Why Your Score Matters
Your credit score directly affects your mortgage interest rate. The difference between a 680 and a 740 score can mean 0.5% to 1% in rate difference. On a $350,000 loan over 30 years, that is $35,000 to $70,000 in additional interest. A few months of credit work can save you real money.
Check Your Reports First
Pull your free credit reports from all three bureaus at annualcreditreport.com. Look for errors: incorrect balances, accounts that are not yours, and late payments that were actually on time. Disputing errors is the fastest way to improve your score.
Pay Down Credit Card Balances
Credit utilization (how much of your available credit you are using) accounts for about 30% of your score. Getting your utilization below 30% helps; below 10% is ideal. If you have $10,000 in available credit, keep your balances under $1,000.
Do Not Close Old Accounts
The length of your credit history matters.

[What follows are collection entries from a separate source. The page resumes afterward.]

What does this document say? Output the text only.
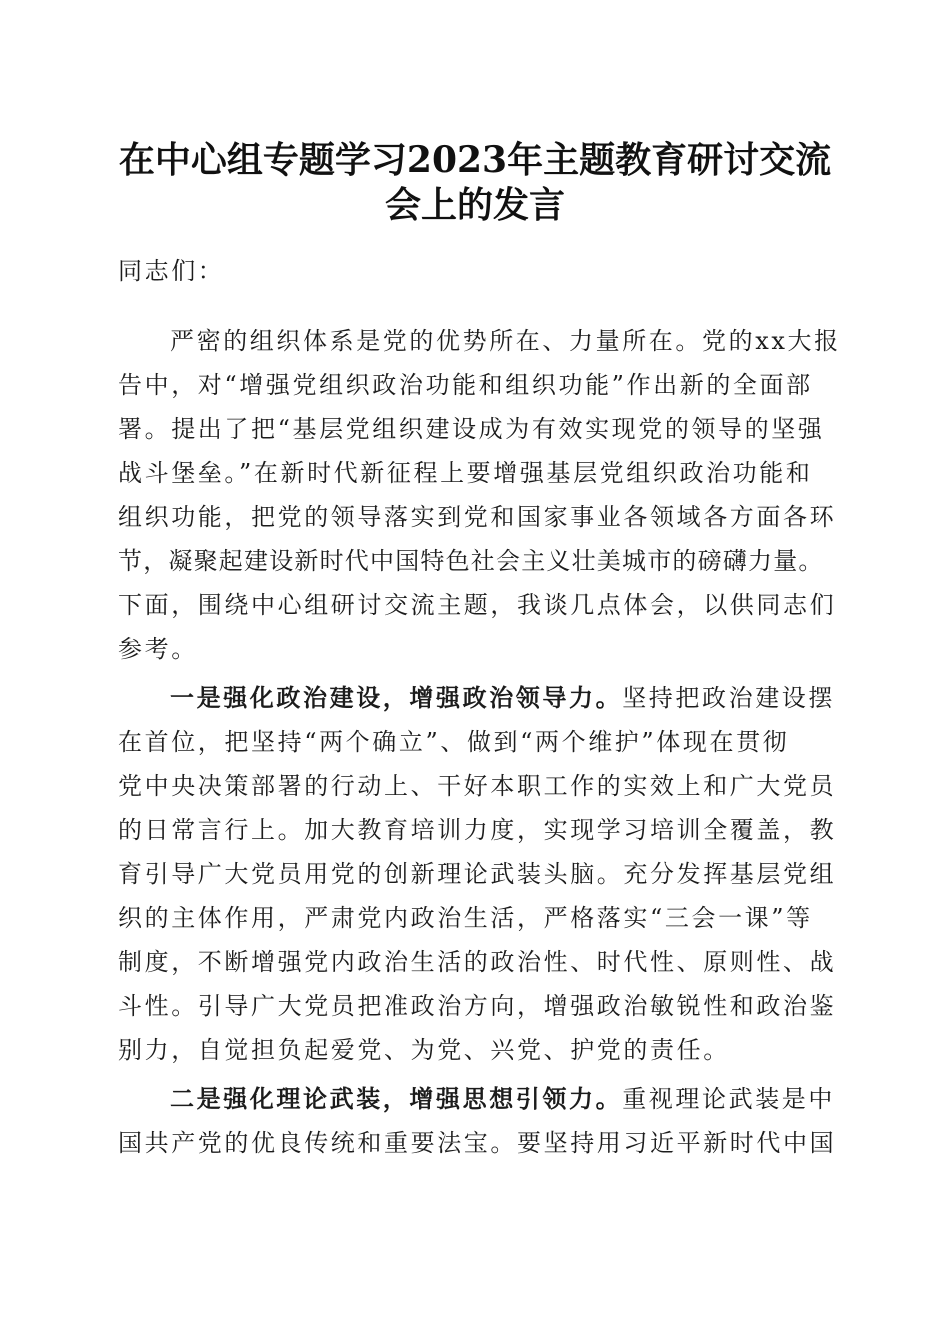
在中心组专题学习2023年主题教育研讨交流
会上的发言
同志们：
严密的组织体系是党的优势所在、力量所在。党的xx大报
告中，对“增强党组织政治功能和组织功能”作出新的全面部
署。提出了把“基层党组织建设成为有效实现党的领导的坚强
战斗堡垒。”在新时代新征程上要增强基层党组织政治功能和
组织功能，把党的领导落实到党和国家事业各领域各方面各环
节，凝聚起建设新时代中国特色社会主义壮美城市的磅礴力量。
下面，围绕中心组研讨交流主题，我谈几点体会，以供同志们
参考。
一是强化政治建设，增强政治领导力。坚持把政治建设摆
在首位，把坚持“两个确立”、做到“两个维护”体现在贯彻
党中央决策部署的行动上、干好本职工作的实效上和广大党员
的日常言行上。加大教育培训力度，实现学习培训全覆盖，教
育引导广大党员用党的创新理论武装头脑。充分发挥基层党组
织的主体作用，严肃党内政治生活，严格落实“三会一课”等
制度，不断增强党内政治生活的政治性、时代性、原则性、战
斗性。引导广大党员把准政治方向，增强政治敏锐性和政治鉴
别力，自觉担负起爱党、为党、兴党、护党的责任。
二是强化理论武装，增强思想引领力。重视理论武装是中
国共产党的优良传统和重要法宝。要坚持用习近平新时代中国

Closing an old credit card shortens your average account age and reduces your available credit, both of which can lower your score. Keep old accounts open, even if you do not use them regularly.
Avoid New Credit Applications
Every hard inquiry (credit application) can lower your score by a few points. In the six months before you plan to buy, avoid opening new credit cards, financing furniture, or co-signing loans. The exception is mortgage shopping: multiple mortgage inquiries within a 45-day window count as a single inquiry.